In 1863, President Abraham Lincoln, a man of deep faith, called the nation to repentance in his Thanksgiving address. He said, "But we have forgotten God. We have forgotten the gracious hand which preserved us in peace and multiplied and enriched and strengthened us, and we have vainly imagined, in the deceitfulness of our hearts, that all these blessings were produced by some superior wisdom and virtue of our own. Intoxicated with unbroken success we have become too self-sufficient to feel the necessity of redeeming and preserving grace, too proud to pray to the God that made us."
I think it would be interesting to see what the papers would say if President Bush said something like that. Still, I feel that Lincoln's words are true today. For example, if your only opinion of America was to be gleaned from watching network television, it would be possible to assume that ours is a nation of godless reprobates.
This morning my dad sent me an article that appeared in The Boston Globe yesterday, which quoted a statement made by former Prime Minister Tony Blair in a recent interview, ""It's difficult to talk about religious faith in our political system," Blair said. "If you are in the American political system . . . you can talk about religious faith and people say, 'Yes, that's fair enough,' and it is something they respond to quite naturally. You talk about it in our system and, frankly, people do think you're a nutter.""

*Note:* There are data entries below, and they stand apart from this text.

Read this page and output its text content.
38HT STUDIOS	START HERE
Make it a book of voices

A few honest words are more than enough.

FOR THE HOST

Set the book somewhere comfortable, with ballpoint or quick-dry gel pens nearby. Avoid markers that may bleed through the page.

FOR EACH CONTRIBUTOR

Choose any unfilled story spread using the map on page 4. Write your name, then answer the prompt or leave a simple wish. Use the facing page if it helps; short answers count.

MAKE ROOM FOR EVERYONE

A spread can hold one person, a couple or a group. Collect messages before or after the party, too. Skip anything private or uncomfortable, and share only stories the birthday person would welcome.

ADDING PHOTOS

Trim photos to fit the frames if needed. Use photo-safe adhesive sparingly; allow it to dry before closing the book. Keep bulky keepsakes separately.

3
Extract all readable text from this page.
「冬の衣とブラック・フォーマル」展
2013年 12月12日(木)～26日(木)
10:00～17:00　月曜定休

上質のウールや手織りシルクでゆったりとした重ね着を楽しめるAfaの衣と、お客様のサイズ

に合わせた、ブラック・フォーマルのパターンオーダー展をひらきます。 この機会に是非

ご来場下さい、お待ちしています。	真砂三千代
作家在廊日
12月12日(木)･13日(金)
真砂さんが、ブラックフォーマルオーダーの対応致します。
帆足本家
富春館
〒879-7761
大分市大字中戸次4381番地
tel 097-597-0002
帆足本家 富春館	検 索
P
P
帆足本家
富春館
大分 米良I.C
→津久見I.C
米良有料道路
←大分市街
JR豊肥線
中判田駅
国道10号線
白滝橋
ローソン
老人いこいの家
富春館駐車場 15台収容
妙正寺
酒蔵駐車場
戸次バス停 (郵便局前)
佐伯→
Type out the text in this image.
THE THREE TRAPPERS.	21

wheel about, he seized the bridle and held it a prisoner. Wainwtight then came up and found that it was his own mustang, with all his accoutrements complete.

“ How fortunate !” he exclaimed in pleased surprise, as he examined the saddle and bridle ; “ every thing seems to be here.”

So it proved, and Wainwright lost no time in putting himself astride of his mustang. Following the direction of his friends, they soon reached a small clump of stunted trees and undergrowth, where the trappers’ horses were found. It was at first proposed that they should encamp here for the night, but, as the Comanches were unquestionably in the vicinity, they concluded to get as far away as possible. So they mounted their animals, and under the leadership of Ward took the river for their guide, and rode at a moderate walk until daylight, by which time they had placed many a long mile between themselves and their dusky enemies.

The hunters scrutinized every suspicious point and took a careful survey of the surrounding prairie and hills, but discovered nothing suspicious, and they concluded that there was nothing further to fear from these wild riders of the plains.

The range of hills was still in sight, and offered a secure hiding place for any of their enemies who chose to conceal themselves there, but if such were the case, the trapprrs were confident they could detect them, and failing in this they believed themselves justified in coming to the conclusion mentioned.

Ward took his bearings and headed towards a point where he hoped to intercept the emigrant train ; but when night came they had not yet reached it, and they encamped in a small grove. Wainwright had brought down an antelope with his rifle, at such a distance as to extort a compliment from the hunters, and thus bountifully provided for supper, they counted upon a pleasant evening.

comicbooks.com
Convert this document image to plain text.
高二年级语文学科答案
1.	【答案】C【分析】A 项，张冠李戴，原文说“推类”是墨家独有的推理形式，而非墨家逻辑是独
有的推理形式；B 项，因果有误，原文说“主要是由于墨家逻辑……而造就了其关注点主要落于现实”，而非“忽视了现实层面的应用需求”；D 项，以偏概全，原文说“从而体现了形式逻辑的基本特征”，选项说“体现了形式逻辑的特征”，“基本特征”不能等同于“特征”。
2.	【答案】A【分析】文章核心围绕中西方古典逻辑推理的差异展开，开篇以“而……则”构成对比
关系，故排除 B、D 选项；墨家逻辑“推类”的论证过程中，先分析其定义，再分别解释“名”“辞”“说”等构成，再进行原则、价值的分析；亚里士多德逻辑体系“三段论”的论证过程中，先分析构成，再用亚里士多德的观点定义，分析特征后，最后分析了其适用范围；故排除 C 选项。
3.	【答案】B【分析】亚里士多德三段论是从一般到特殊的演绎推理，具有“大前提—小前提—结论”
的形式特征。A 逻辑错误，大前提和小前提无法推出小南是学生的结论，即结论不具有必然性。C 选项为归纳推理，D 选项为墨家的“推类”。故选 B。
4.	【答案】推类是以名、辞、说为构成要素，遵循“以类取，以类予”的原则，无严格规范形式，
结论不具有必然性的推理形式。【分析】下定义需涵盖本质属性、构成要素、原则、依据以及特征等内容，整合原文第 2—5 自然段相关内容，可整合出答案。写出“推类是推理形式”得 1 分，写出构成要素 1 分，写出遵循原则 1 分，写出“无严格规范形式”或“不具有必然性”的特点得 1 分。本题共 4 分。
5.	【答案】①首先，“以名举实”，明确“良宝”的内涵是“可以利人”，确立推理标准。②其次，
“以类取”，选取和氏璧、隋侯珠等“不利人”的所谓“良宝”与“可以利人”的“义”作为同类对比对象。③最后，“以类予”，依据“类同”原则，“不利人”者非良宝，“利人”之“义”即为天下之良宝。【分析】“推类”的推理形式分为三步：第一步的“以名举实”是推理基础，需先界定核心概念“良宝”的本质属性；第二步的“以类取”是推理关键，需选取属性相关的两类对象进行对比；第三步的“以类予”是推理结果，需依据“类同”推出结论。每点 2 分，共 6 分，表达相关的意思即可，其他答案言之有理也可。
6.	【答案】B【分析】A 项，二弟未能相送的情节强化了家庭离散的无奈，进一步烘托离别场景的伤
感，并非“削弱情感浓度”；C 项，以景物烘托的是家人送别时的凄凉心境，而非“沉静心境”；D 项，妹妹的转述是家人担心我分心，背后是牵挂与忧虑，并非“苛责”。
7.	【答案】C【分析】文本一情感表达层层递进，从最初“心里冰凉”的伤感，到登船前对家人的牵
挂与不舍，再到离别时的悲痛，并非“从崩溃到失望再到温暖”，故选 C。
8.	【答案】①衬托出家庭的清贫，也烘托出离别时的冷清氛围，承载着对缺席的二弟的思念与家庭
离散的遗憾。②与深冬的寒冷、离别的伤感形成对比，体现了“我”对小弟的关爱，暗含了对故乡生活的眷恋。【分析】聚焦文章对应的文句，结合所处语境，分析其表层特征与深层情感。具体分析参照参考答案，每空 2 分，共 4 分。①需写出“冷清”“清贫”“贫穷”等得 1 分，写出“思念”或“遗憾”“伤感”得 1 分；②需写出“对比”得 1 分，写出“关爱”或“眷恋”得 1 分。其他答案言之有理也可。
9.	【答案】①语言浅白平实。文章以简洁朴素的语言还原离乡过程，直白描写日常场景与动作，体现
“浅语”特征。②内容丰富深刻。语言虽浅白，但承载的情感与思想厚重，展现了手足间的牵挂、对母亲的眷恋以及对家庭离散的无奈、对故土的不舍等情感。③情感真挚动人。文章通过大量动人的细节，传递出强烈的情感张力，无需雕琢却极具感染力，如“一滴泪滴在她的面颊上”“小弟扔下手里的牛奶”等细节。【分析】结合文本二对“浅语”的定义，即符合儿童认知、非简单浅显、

I was very interested in Mr. Blair's statement because from my perspective I think it's getting difficult for American politicians to express any real religious sentiment for the same reason. Politics has been so divisive recently in America that we don't talk about political views in polite company, something I find very sad, and we mention religious faith in hushed tones so as not to be offensive to anyone. And, there is a reason that our culture is going that way. Here in Utah, several years ago there was a lawsuit, which made national headlines, to stop a local High School choir from singing religious music at Christmastime. The federal lawsuit was not successful and the U.S Supreme Court refused to hear an appeal, but people don't like to get sued.
It is true that in just the most recent history of our nation, Americans seem to want their politicians to distance themselves from God, "rising secularism" as Mr. Buckley put it. But with scandal and corruption in the halls of power in the news on a daily basis, that idea is not working out for us very well.
Americans are protective of their rights and they don't want religious belief to be any thing that is thrust upon them in any way. As I have read books over the past year about the oppression of regimes like the Taliban, I can understand some of that sentiment, but we must be careful not to take that too far, and I think we have.
George Washington said, "Let us with caution indulge the supposition that morality can be maintained without religion. Reason and experience both forbid us to expect that national morality can prevail in exclusion of religious principle." If we don't look to God for our moral compass, our compass may fail us.
When I choose a candidate for public office, but especially for the highest office. I want to know that I have chosen one who is humble enough to pray. I hope our future leaders will be humble enough to be on their knees before God and ask that they might know in their hearts and in their minds the right course. Our nation needs leaders whose faith informs their actions and whose actions are a testament to their faith.